Mafia e Stato, la partita raccontata da Ayala sul palco dell’Orfeo
di ALESSIO PIGNATELLI
Sullo sfondo un albero di magnolia, simbolo palermitano della lotta alla mafia. Proprio come quello che campeggia davanti al portone del palazzo di via Notarbartolo, a Palermo, dove abitava Giovanni Falcone assassinato da Cosa nostra il 23 maggio 1992. Poi delle sedie di legno e uno schermo, nient’altro. Si apre il sipario e la scenografia scarna del teatro civile viene riempita dalla figura di Giuseppe Ayala. Dalle sue parole, soprattutto: dirette, incisive, senza fronzoli.
Inizia così lo spettacolo “Chi ha paura muore ogni giorno – I miei anni con Falcone e Borsellino”: l’introduzione è accompagnata da immagini che rievocano terrore e angosce. Scorrono, in bianco e nero, filmati che raccontano i due attentati per eccellenza che per Ayala hanno significato la scomparsa di due amici.
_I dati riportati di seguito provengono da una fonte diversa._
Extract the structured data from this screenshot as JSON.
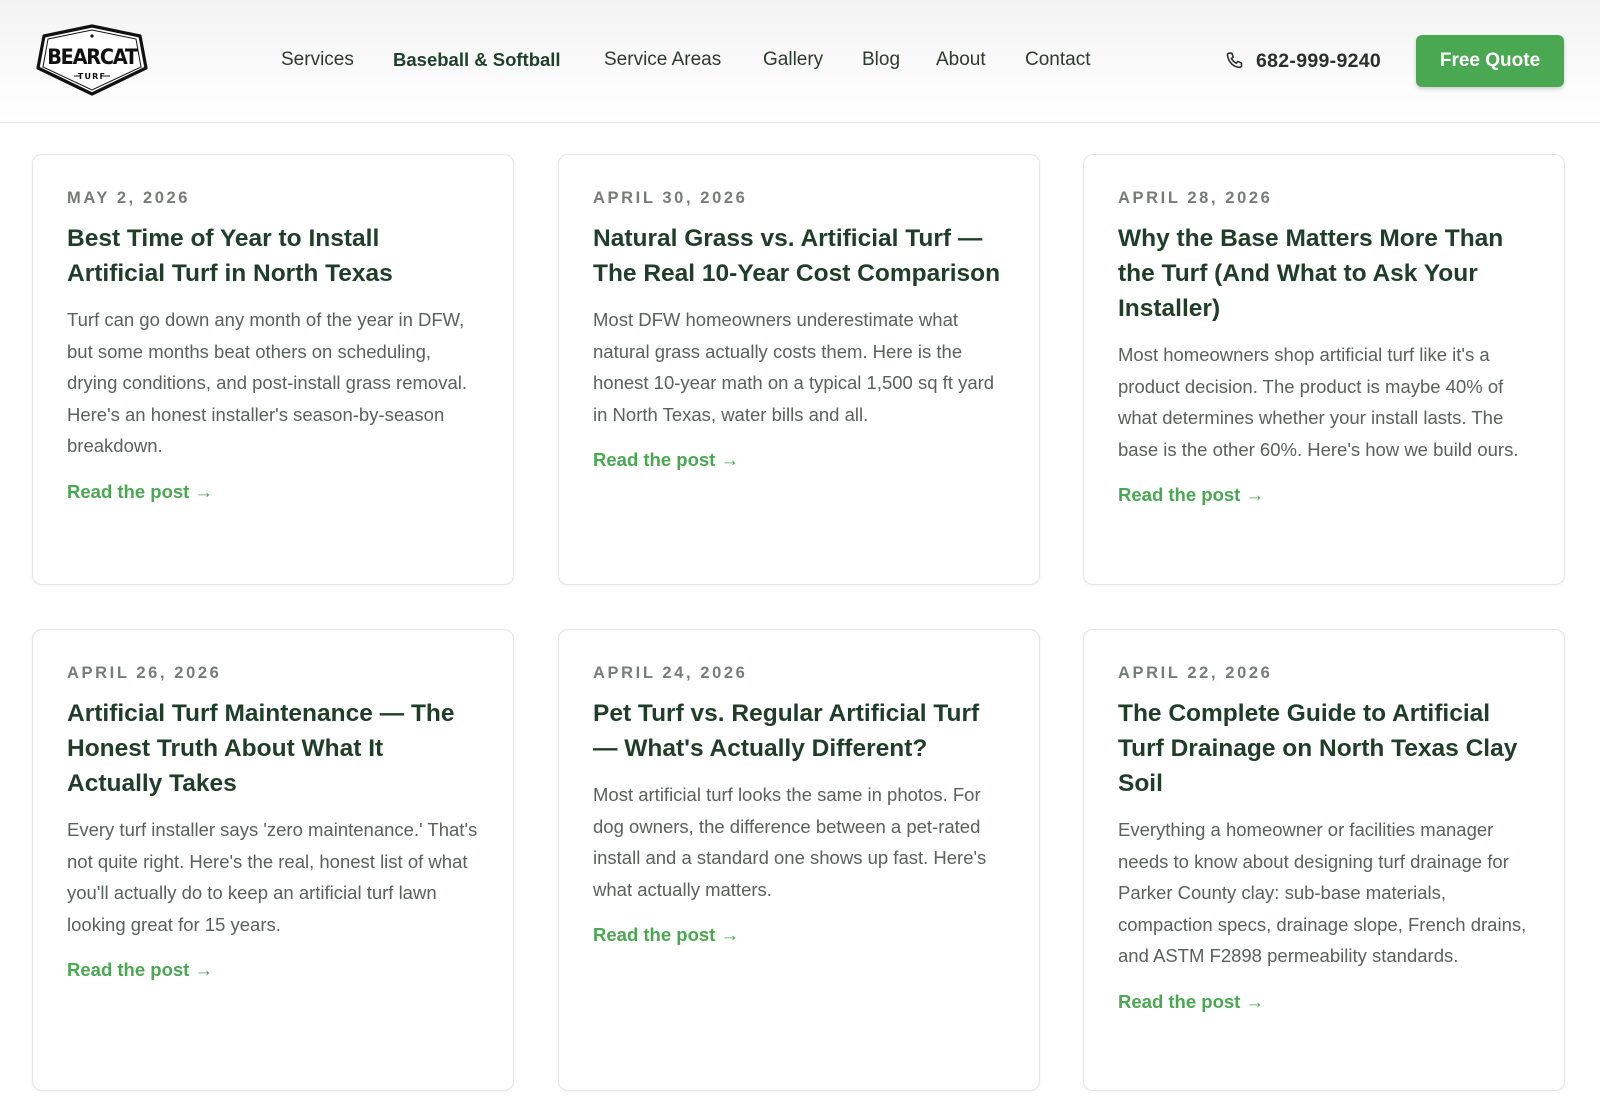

Due persone con cui ha convissuto un sogno frantumato sull’altare di una partita sporca: lo Stato si trasformò da complice della giustizia a primo artefice di insabbiature e cospirazioni.
Ayala lo dice senza paure, senza remore: del resto le battaglie sostenute gli hanno conferito una corazza non scalfibile. “Lo Stato aveva deciso di fermare se stesso proprio nel momento in cui stava registrando risultati esaltanti. E perché? Perché la mafia ce l’aveva dentro. Si faccia avanti chi è capace di dare una diversa risposta plausibile”.
Finora non c’è stato.
Ma lo spettacolo all’Orfeo ha regalato anche sorrisi. Amari e anche ironici. Impagabile l’esperienza di ascoltare dalla viva voce dell’amico Ayala la perforante intelligenza di Falcone o la gioiosa convivialità di Borsellino. Il taciturno ma amabile Giovanni in confronto all’ironico e tagliente Paolo. Due personaggi contrapposti con i quali i pezzi sani delle istituzioni hanno cercato di debellare il cancro, la piovra.
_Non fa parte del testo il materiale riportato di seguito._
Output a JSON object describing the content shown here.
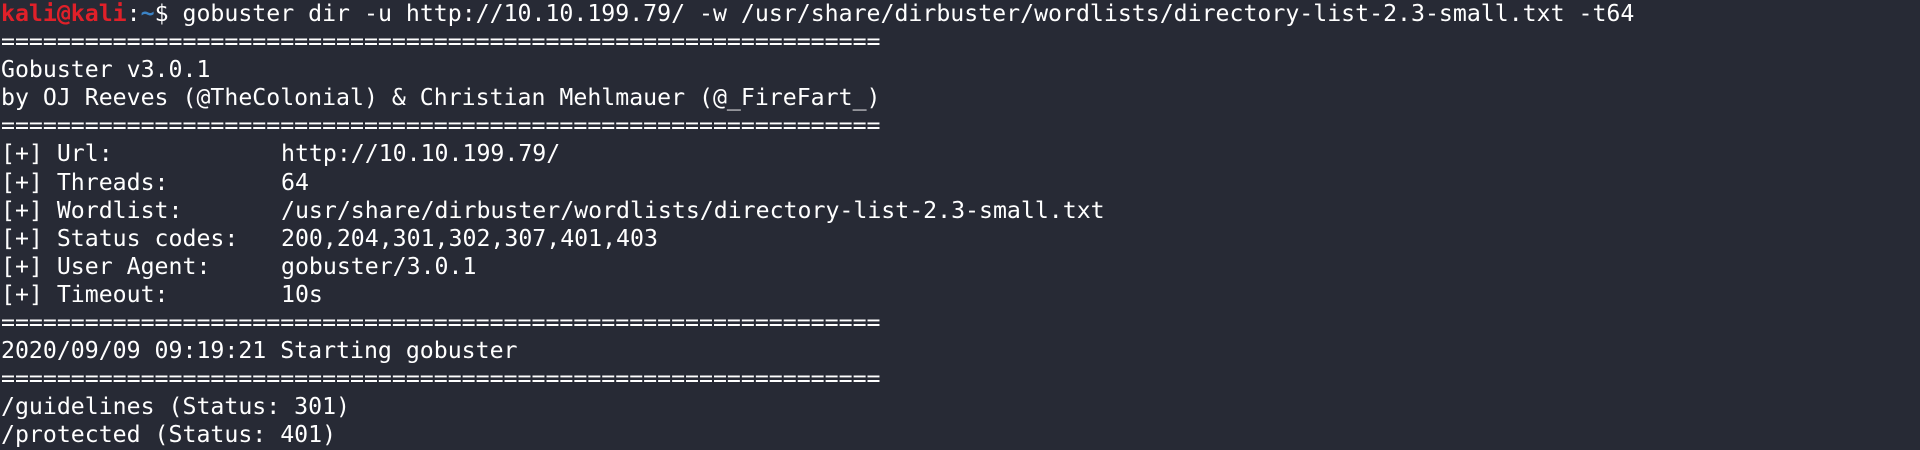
{
  "prompt": {
    "user": "kali@kali",
    "separator": ":",
    "path": "~",
    "symbol": "$ ",
    "command": "gobuster dir -u http://10.10.199.79/ -w /usr/share/dirbuster/wordlists/directory-list-2.3-small.txt -t64"
  },
  "divider": "===============================================================",
  "banner": {
    "title": "Gobuster v3.0.1",
    "authors": "by OJ Reeves (@TheColonial) & Christian Mehlmauer (@_FireFart_)"
  },
  "config": [
    {
      "label": "[+] Url:",
      "value": "http://10.10.199.79/"
    },
    {
      "label": "[+] Threads:",
      "value": "64"
    },
    {
      "label": "[+] Wordlist:",
      "value": "/usr/share/dirbuster/wordlists/directory-list-2.3-small.txt"
    },
    {
      "label": "[+] Status codes:",
      "value": "200,204,301,302,307,401,403"
    },
    {
      "label": "[+] User Agent:",
      "value": "gobuster/3.0.1"
    },
    {
      "label": "[+] Timeout:",
      "value": "10s"
    }
  ],
  "start_message": "2020/09/09 09:19:21 Starting gobuster",
  "results": [
    "/guidelines (Status: 301)",
    "/protected (Status: 401)"
  ]
}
Con metodi innovativi, con risultati insperati che portarono alla condanna di 360 malavitosi affiliati a Cosa Nostra nel maxiprocesso del 1987. Cinque anni più tardi la mafia consumò la sua più atroce vendetta e Giuseppe Ayala può raccontarla con pacatezza e fermezza sul palco dell’Orfeo. Insieme a lui, la voce narrante Angela Tuccia e alcuni stralci di intervista dell’epoca: oltre a Falcone e Borsellino, l’ideatore del pool Antonino Caponnetto, poi il pentito Tommaso Buscetta nelle rivelazioni storiche che portarono allo sgretolamento di Cosa Nostra.
Solo parziale, però. Lo ripete ossessivamente Giuseppe Ayala facendo leva su quel che poteva essere ma è stato impedito. E, sia chiaro, non dalla mafia ma dai pezzi dello Stato. Che, irrimediabilmente, si liquefacevano in un’unica amara poltiglia.
Ayala chiude il suo monologo, anzi il suo incontro con la gente, lasciando in eredità un messaggio di speranza. Il metodo Falcone, le intuizioni di Borsellino, la vita di Chinnici, di Cassarà e di tanti altri non siano vano esempio. Anzi, gli “uomini con le palle, non gli eroi” hanno regalato un’opportunità per le nuove generazioni: seguire il loro modello è la strada maestra per tornare a vincere la battaglia. Senza condizionamenti, senza timori. Perché “chi ha paura muore ogni giorno, chi non ha paura muore una volta sola”.
N.B. Lo spettacolo è andato in scena il 24 ottobre.